On Fri, 15 Feb 2013 18:30:15 +0100, Bob van der Poel <bob(a)mellowood.ca>
wrote:
On Thu, Feb 14, 2013 at 9:03 PM, Ralf Mardorf
<ralf.mardorf(a)alice-dsl.net> wrote:
On Thu, 2013-02-14 at 20:32 -0700, Bob van der
Poel wrote:
Now, if I have an app like audacity set to 48K
does it (or jack?) send
a message to the box to enable 48 (or 44.1)? If that is the case, I
assume that using 44.1 or 48 should have the identical latency issues?
48K should send a bit more data back to the computer?

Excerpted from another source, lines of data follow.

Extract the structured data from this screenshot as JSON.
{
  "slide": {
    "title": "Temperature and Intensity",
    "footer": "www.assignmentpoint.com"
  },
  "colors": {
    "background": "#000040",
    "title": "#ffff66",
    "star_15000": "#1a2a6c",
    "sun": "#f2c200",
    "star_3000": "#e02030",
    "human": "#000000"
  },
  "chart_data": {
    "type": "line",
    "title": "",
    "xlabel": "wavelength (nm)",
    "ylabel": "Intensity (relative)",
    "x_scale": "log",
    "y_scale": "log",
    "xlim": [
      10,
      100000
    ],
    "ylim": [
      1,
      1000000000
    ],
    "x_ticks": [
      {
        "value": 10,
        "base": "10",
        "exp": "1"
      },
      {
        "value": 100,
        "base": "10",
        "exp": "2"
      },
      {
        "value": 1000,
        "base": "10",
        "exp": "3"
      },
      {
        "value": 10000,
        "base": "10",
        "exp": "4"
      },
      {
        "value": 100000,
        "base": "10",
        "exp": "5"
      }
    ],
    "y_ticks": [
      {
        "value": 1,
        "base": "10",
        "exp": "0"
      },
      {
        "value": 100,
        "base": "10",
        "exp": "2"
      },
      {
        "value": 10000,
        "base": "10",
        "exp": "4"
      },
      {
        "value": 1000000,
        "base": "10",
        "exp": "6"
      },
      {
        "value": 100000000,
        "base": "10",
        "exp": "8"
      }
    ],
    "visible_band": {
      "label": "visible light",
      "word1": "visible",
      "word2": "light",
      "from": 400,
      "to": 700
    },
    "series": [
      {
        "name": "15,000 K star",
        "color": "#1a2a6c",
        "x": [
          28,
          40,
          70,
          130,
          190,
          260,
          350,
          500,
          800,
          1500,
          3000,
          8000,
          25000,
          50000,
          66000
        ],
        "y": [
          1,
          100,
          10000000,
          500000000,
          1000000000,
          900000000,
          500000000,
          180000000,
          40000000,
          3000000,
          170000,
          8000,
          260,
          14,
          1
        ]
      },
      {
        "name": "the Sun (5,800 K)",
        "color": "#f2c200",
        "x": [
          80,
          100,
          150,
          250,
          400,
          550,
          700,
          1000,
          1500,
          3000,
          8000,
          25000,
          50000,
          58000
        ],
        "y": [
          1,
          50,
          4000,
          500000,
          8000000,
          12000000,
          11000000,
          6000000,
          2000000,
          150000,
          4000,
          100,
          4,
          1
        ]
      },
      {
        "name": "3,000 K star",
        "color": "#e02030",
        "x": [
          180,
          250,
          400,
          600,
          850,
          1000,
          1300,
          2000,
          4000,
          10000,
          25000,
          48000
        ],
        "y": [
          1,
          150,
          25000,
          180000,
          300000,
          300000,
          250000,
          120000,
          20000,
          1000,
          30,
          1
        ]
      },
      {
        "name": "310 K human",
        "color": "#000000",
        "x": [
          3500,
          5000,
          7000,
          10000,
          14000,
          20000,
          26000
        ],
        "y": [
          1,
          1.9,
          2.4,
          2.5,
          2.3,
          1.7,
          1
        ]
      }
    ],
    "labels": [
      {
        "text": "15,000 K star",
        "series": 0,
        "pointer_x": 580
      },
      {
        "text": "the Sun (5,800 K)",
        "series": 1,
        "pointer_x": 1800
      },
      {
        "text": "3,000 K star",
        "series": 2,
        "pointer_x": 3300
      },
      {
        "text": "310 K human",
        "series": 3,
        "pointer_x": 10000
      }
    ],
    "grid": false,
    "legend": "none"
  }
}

All audio devices I know automatically are set to the sample rate set by
alsa, 'jackd -d alsa --help'.
No, the latency will differ for different sample rates:
512 samples / 44.1 kHz = 11.609977324 ms
11.609977324 * 2 = 23.219954649 ms ≈ 23.2 ms
512 samples / 48.0 kHz = 10.666666667 ms
10.666666667 * 2 = 21.333333334 ms ≈ 21.3 ms
Is this saying that a higher freq will result in lower latency? Guess
that makes sense since higher freq contains more data.
Yes, equal settings for frames/periode and periods/buffer will result in a
lower latency at a higher sample rate.
Higher sample
rate = more data at equal bit depth.
Guess there really is no reason not to use 48K then.
You should prefer 48 KHz, that it does take more data shouldn't matter.